— por Soraya Belusi —
Crítica a partir do espetáculo “Maxilar Viril”, da Maldita Cia. de Investigação Teatral (MG).
A Maldita Cia. ocupa um lugar singular na cena belo-horizontina. Desde o início dos anos 2000, o grupo liderado por Amaury Borges e Lenine Martins não apenas se dedica à pesquisa do procedimento colaborativo no desenvolvimento de seus trabalhos, como também é responsável, em certa medida, pela “implantação” desta forma de criação em outros coletivos da cidade, a partir do Projeto Cena 3 x 4, realizado em parceria com o Galpão Cine Horto. E essa maneira de criar seus trabalhos diz muito sobre os próprios resultados alcançados pelo grupo em “Maxilar Viril”, seu mais recente trabalho, que integrou a Mostra Off Cena – Teatro e Realidades, no Sesc Palladium.
De maneira extremamente resumida, o processo colaborativo de criação prima pela horizontalidade das funções e da colaboração dos criadores, sendo todos os materiais propostos durante o processo experimentados, reinventados e igualmente relevantes. Essas formulações tendem a ser fragmentadas, instáveis e permeadas por múltiplas vozes, assumindo um caráter muitas vezes fragmentário. Não que isso seja procurado antes na sala de ensaio. É justamente o mergulho criativo sem um lugar ideal a ser atingido que resulta, em grande parte, nessas características da obra final. A polifonia é, nesses casos, uma consequência bem-vinda, não uma obrigação formal.
Em “Maxilar Viril” é evidente a utilização de múltiplas fontes dramatúrgicas para se pensar o mito da violência na sociedade contemporânea.
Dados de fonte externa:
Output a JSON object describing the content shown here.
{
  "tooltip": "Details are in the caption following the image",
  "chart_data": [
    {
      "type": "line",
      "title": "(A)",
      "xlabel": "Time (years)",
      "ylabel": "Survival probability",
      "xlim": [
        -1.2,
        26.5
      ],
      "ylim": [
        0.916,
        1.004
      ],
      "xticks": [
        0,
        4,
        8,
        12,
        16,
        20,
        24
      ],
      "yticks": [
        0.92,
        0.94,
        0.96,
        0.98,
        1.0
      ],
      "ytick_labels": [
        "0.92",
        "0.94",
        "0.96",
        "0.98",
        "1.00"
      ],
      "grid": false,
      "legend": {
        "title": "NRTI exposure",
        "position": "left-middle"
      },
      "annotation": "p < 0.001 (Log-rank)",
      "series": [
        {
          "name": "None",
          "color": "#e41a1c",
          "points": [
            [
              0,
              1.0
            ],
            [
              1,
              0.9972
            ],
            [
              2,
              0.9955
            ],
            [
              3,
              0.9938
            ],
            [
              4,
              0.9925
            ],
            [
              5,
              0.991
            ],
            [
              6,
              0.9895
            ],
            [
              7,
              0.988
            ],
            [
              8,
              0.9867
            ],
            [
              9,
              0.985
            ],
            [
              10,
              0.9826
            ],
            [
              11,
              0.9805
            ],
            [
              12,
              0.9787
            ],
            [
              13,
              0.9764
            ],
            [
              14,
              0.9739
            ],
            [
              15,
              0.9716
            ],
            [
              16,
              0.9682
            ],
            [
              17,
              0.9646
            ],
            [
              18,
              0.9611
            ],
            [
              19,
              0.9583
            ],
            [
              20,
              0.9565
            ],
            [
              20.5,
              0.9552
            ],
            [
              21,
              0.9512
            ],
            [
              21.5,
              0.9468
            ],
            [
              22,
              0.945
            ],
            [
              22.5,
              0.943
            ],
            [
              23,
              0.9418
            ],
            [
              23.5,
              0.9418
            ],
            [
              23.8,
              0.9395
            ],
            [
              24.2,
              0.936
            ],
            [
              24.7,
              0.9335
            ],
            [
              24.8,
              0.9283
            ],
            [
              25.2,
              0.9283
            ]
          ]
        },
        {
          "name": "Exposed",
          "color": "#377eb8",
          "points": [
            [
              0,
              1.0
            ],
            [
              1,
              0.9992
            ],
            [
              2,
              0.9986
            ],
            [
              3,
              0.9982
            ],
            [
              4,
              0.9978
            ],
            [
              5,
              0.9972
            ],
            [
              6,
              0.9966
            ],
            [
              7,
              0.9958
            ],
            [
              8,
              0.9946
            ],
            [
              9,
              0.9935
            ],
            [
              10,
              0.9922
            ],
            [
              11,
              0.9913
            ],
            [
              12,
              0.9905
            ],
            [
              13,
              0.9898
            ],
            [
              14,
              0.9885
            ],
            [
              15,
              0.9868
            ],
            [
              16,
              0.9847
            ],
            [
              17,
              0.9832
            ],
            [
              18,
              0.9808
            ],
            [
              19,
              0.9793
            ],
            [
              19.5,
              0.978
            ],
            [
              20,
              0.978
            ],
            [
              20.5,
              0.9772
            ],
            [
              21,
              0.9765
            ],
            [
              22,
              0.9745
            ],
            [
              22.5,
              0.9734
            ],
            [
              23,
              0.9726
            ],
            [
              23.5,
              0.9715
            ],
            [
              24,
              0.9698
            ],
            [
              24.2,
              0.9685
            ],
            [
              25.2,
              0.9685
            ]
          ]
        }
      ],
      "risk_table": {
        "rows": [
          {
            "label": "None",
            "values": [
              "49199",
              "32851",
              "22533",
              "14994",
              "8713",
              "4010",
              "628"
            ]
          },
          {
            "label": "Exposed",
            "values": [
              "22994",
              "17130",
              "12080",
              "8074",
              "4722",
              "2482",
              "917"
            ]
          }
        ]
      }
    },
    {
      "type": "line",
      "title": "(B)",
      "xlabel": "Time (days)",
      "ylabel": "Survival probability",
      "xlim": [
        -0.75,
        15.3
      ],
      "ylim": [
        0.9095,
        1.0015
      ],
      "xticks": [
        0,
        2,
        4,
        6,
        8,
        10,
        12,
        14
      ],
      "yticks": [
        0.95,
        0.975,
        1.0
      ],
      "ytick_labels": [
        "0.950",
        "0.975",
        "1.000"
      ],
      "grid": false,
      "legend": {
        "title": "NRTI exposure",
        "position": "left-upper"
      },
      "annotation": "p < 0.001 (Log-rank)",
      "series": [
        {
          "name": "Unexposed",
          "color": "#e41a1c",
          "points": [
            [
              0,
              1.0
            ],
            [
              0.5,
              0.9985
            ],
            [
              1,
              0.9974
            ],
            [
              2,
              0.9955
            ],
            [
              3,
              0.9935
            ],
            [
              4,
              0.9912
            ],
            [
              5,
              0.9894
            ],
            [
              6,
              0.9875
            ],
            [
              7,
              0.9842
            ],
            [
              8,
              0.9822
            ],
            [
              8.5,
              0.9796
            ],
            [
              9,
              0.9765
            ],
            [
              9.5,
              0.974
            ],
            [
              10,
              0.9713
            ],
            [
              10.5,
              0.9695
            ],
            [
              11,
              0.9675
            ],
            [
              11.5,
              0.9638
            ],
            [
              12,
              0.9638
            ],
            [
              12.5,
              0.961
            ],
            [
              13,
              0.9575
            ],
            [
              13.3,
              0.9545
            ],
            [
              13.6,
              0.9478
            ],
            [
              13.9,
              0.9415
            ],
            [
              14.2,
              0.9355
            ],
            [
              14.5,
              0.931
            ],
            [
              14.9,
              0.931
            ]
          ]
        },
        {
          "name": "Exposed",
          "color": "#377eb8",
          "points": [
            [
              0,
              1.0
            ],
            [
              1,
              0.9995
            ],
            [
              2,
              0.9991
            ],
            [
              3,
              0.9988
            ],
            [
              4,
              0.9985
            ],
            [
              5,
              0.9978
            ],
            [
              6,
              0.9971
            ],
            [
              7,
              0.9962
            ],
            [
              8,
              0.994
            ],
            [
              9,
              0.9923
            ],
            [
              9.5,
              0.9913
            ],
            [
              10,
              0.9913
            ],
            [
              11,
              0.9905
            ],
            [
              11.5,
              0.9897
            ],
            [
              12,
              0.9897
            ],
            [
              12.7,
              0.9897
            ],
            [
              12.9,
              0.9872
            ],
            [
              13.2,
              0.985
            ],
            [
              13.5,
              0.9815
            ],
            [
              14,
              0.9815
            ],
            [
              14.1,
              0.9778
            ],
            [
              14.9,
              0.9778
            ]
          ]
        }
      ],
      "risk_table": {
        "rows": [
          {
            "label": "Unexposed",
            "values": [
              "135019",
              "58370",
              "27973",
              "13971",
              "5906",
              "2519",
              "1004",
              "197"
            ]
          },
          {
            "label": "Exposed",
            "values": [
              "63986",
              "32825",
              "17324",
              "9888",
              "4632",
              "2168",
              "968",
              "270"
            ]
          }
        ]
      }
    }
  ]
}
Estão entrelaçados em cena materiais textuais oriundos da adaptação de um conto de Eduardo Galeano (“História do Lagarto que Tinha o Costume de Jantar suas Mulheres”), de documentos sobre a Comissão da Verdade e de um texto criado por Amaury Borges cuja personagem principal chamava-se América. A própria variedade de fontes para a criação em sala de ensaio demonstra uma das características da companhia de se apropriar de elementos literários, documentais e dramáticos para tecê-los em diálogo com a forma da narrativa épico-dramática.
Esta faceta da investigação teatral da Maldita Cia., da fusão de fontes dramatúrgicas e da forma de atuação épico-dramática, talvez seja a que alcança mais potência no espetáculo. Lenine Martins, Elba Rocha e Amaury Borges demonstram grande desenvoltura no jogo de narrar-representar-comentar a ação, tarefa altamente árdua, ainda mais diante da complexidade do material com que lidam. Em contraponto, a origem documental dos nomes e fatos narrados da Comissão da Verdade ficam aquém do que parece ser o objetivo do grupo, tornando essa relação entre o mito de América e os “fatos reais” ainda presente apenas na superfície.
Voz também preponderante na montagem, a trilha sonora assume papel narrativo e distanciado, tendo a forma do concerto, uma radionovela latina, como possibilidade de contar a história de América, seu filho e suas mulheres devoradas. Cabe ao coro/radio/músicos comentar as mazelas da América continental, com seus clichês estéticos e jingles publicitários, estimulando o espectador a relacionar a história dramático-mitológica que é narrada em cena. Aproximam o espectador e fornecem mais uma camada para que este permaneça sempre em trabalho de fruição, reflexão e crítica.
A marca mais exaltada dos trabalhos da companhia é a ocupação e a ressignificação do espaço, neste caso o edifício teatral, “esse espaço morto, que só ganha vida quando entramos nele”, me disse não exatamente com essas palavras a atriz Elba Rocha ao comentar o processo de criação do espetáculo. Em “Maxilar Viril”, isso se dá na divisão entre homens e mulheres ainda na fila, sendo eles guiados ao palco por uma imagem mitológica da morte, com sua carcaça animal, enquanto elas são levadas ao abandono do escuro da plateia, enquanto assistem à chegada deles no palco como personagens históricos de uma chacina ocorrida no interior do Peru e atribuída ao grupo guerrilheiro do Sendero Luminoso, nos anos 80. É o momento no espetáculo em que essa pesquisa do grupo se faz de fato presente, mas que logo em seguida é desfeita para o retorno à tradicional divisão palco-plateia. Mas para um grupo que traz a investigação no nome, o processo de experimentação não deve parar por aqui.